Жуков понял, что попался, и пошел в открытую.

– Вы мне морали не читайте! – зашипел он. – У каждого в жизни своя цель, и каждый должен стараться только для себя.

Жуков говорил зло и почему-то шепотом, а я слушал и вспоминал молодого стяжателя Растиньяка. В пестрой веренице бальзаковских героев ярко выделяется эта колоритная фигура. Чтобы преуспеть в жизни, Растиньяк отказался от всех человеческих добродетелей. Подлость – вот что было главным и определяющим в его облике и поведении. Но насколько Растиньяк был уместен там, в парижском полусвете, среди вотренов, гобсеков, нюсингенов, настолько он выглядел дико и неправдоподобно здесь, рядом с колхозными трактористами, рядом с этим доверчивым и чистым в каждом своем помысле и поступке комсоргом. Но этой доверчивости пришел конец.

Лактионов только что дочитал письмо, и у него угрожающе сжались кулаки. Жуков решил не испытывать больше нашего терпения. Он встал и сказал:

– Надеюсь, что разговор останется между нами?

– Почему?

– Потому что вся эта история не имеет общественного интереса и касается только меня, моих родственников и моих знакомых.
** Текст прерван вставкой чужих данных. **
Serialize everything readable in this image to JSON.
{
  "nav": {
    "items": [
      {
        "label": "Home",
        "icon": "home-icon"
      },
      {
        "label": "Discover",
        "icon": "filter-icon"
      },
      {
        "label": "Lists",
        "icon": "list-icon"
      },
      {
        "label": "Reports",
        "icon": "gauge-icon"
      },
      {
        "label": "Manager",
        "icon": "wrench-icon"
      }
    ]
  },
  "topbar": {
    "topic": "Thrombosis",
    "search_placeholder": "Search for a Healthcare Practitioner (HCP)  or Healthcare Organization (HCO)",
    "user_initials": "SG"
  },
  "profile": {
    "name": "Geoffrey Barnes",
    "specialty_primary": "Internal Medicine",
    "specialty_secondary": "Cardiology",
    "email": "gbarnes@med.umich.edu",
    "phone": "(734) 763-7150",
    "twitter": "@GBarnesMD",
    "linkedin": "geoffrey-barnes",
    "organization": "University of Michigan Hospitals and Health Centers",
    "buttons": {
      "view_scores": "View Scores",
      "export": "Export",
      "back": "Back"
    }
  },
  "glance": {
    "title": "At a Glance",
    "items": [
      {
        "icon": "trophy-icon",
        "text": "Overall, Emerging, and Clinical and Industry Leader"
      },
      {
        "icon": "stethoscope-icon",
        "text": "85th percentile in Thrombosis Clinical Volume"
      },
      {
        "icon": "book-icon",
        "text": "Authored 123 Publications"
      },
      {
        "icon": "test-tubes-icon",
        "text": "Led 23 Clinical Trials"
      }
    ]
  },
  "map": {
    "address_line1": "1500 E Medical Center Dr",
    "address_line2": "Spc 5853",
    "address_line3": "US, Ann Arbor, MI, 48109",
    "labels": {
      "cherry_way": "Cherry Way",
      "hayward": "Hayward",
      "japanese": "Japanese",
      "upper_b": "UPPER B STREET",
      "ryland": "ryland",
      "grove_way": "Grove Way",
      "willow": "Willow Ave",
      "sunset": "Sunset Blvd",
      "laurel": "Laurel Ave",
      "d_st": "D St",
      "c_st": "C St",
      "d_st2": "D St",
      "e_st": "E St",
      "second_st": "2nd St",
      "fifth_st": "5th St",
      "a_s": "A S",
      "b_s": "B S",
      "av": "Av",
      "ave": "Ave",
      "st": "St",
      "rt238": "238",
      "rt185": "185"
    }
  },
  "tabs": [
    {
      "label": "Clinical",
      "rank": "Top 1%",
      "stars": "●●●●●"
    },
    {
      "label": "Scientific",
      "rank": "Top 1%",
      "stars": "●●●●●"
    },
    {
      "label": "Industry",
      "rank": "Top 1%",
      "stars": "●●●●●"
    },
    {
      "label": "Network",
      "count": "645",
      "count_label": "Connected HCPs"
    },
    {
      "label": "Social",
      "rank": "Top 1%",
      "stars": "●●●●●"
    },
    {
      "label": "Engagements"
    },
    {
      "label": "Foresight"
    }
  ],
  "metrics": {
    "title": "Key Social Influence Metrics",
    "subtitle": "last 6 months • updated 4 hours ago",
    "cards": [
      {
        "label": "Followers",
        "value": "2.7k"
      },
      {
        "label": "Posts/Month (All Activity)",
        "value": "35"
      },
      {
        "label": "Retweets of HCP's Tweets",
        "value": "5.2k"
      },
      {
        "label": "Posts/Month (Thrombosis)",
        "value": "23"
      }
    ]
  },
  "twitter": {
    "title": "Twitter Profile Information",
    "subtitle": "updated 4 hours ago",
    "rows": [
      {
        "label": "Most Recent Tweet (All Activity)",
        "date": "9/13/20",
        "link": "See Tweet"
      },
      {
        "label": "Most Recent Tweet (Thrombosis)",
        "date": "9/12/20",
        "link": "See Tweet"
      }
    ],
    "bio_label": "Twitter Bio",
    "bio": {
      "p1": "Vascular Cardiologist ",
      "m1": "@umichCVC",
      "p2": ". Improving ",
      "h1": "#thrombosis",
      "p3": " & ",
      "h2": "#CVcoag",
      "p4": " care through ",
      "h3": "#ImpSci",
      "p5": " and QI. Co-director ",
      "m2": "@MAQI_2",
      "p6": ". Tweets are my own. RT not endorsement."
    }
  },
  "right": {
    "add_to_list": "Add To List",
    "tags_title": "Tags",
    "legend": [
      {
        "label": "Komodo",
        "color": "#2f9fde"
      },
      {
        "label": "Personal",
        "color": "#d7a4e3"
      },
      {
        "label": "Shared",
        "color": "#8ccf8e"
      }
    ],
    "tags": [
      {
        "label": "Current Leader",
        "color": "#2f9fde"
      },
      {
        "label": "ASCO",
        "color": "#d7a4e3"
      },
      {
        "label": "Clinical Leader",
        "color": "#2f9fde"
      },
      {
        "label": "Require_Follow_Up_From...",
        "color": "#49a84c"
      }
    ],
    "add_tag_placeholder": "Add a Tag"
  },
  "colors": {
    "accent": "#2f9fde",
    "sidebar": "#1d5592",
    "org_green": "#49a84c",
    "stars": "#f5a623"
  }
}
Это – во-первых, а во-вторых… – В этом месте Жуков сделал паузу и уже тихо, без всякой бравады, закончил: – Мне жалко маму.

– Можете быть уверены, что мы не напечатаем ни строчки, прежде чем не поговорим с вашей мамой.

И вот письмо Л. Жукова снова поехало в Москву, и я начал плутать уже по предместьям столицы в поисках поселка ВИМЭ. Наконец поселок найден, и мать получает письмо от сына. Мать читает, краснеет, плачет. Успокоившись, она рассказывает мне историю своего сына. Я слушаю ее рассказ и начинаю понимать, как в хорошей советской семье могло появиться на свет дешевое издание бальзаковского Растиньяка.

Появился на свет, конечно, не Растиньяк, а нормальный ребенок. Мать не чаяла души в этом ребенке и, хотя она сама была педагогом и умела воспитывать чужих детей, своего единственного растила эгоистом. Отказывала во всем себе, только было бы хорошо ему. И сыну стало в конце концов казаться, что весь мир создан только для него одного. И мать не разубеждала сына в этом.

Вот, собственно, и все. Как говорил Маяковский, так из сына вырос свин.

1948

МАЛЕНЬКАЯ МАМА

Годовалая Верочка подняла с пола мамин окурок и сунула его в рот.

– Дуся, отними! – крикнула из дверей соседка.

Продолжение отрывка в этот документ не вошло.